Readers may remember that in October 2015, I tested two Taurus .44 Magnum revolvers. One was the full-size, six-shot Model 44 with a 6½” barrel, Taurus’ equivalent of the Smith & Wesson N-frame Model 29. The other was the smaller, five-shot Model 44Tracker4B, with a 4″ barrel, as shown below.
The smaller gun had a few problems, but after some attention from a gunsmith, it proved satisfactory, despite being more difficult to control than its bigger brother (due to its smaller size and lighter weight, both of which provided less heft to soak up the recoil). I swapped out its factory ‘Gripper’ grip, shown above, for a Hogue aftermarket unit, which I found made recoil more controllable than the original.
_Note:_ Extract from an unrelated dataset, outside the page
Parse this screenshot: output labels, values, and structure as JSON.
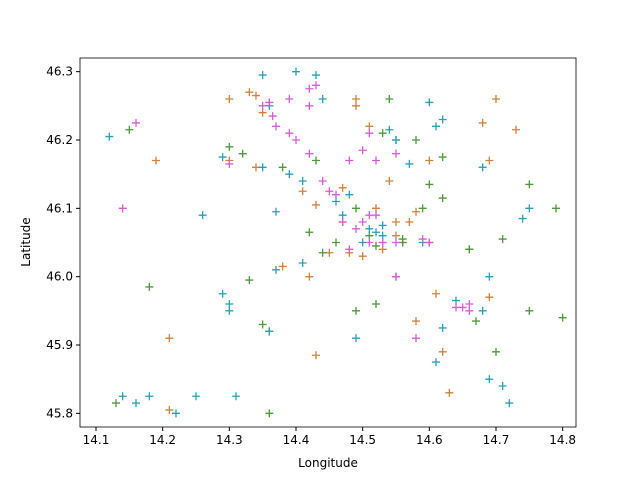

Since then I’ve experimented with several different models of the Taurus Tracker; a 6½” .44 Magnum model, a 4″ .45 ACP revolver, and the same cartridge in a 6½” barrel version. All have been fun to shoot, particularly the longer-barreled editions. The extra weight up forward tames recoil very nicely. I wish Taurus hadn’t withdrawn the 6½” Tracker .44 Magnum from sale – I prefer it to the shorter-barreled version.
I’ve also had the opportunity to play with a Smith & Wesson Model 69 (shown below), their L-frame revolver with a 5-round .44 Magnum cylinder, introduced (I presume) in response to the sales success of the Taurus Tracker chambered for that cartridge.
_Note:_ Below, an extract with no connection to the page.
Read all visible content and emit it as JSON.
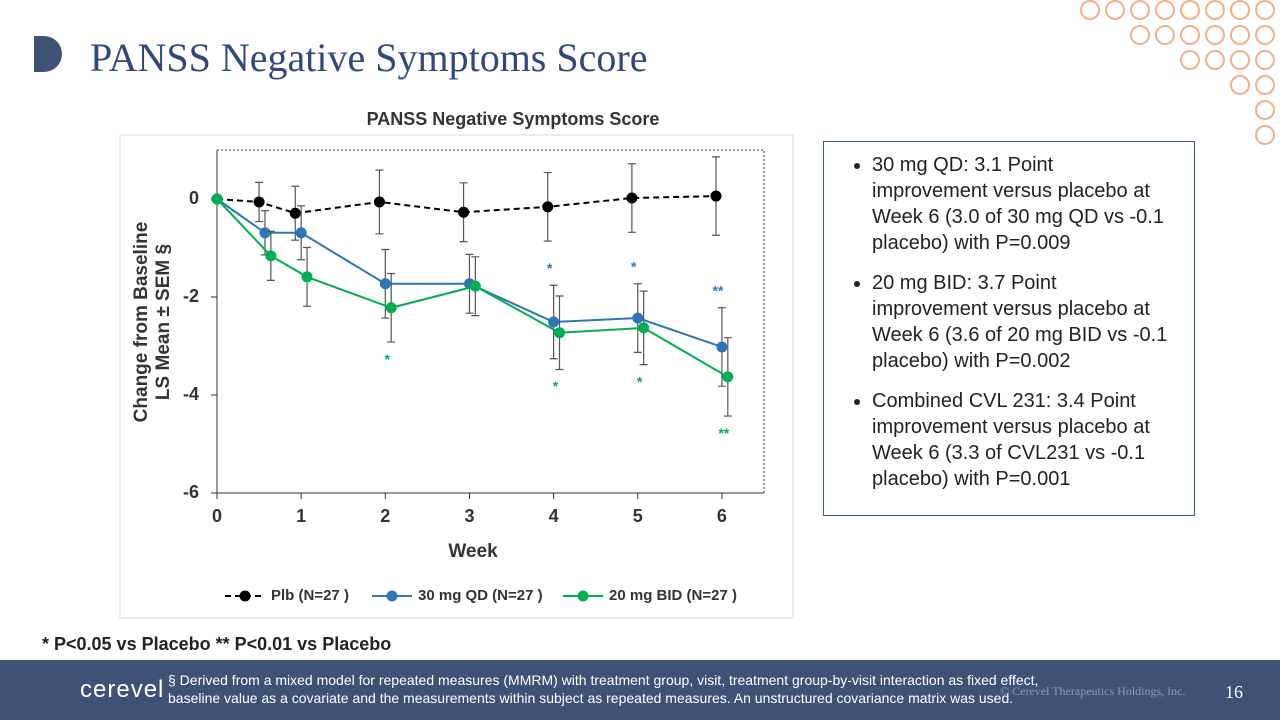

It’s almost the same dimensions as the 4″ Tracker, except that its barrel is 4.2″ long, in order to conform to Canadian minimum length regulations. It doesn’t have a ported muzzle, so muzzle flip is higher than on the Taurus; but on the other hand, the overall fit and finish of the S&W is noticeably better than that of its cheaper Brazilian counterpart. (That’s not surprising, of course: you get what you pay for, and the S&W is 25%-30% more costly than its competitor.) Overall, I like the Model 69 very much. I’ll probably send it to Mag-na-Port in due course, and have them port the barrel, reducing muzzle flip and hence felt recoil. When using a compact yet powerful handgun like this, I think that’s a worthwhile improvement.
How do the two compare? Well, if you’re on a tight budget, I find the Taurus Tracker to be a perfectly acceptable handgun. One does run the risk that some examples might need attention from a gunsmith to get them into peak condition, as my first example did; but Taurus has a lifetime warranty on their firearms, and will put right any defects if you give them time. If that concerns you, then by all means pay the higher price for the Smith & Wesson Model 69 – but remember, even S&W has had recalls due to product flaws, just as Ruger has recently announced for its latest Mark IV pistols. All firearms manufacturers have quality control or other problems from time to time. It goes with the territory, unfortunately.
If money is no object, then I think the Model 69 is clearly a more refined, better-finished firearm. I do find it heavier in recoil than the Tracker, because it doesn’t have a ported barrel; and I’d want to remedy that before relying on it as a defense against dangerous game, because I want to be able to control the gun accurately in rapid fire. That would be an added expense, but one that I think is justifiable, given the likely use of the gun.
I don’t plan to get rid of my .44 Magnum Trackers, and will retain my Model 69 as well. Loaded with hot Buffalo Bore .44 Special rounds, any of them will do very nicely for home defense; and filled with Federal’s 300gr. CastCore loads (which will fit into their relatively short cylinders, where longer, specialty loads such as Garrett Hammerheads won’t), any of them should be capable of dealing with large animals if necessary.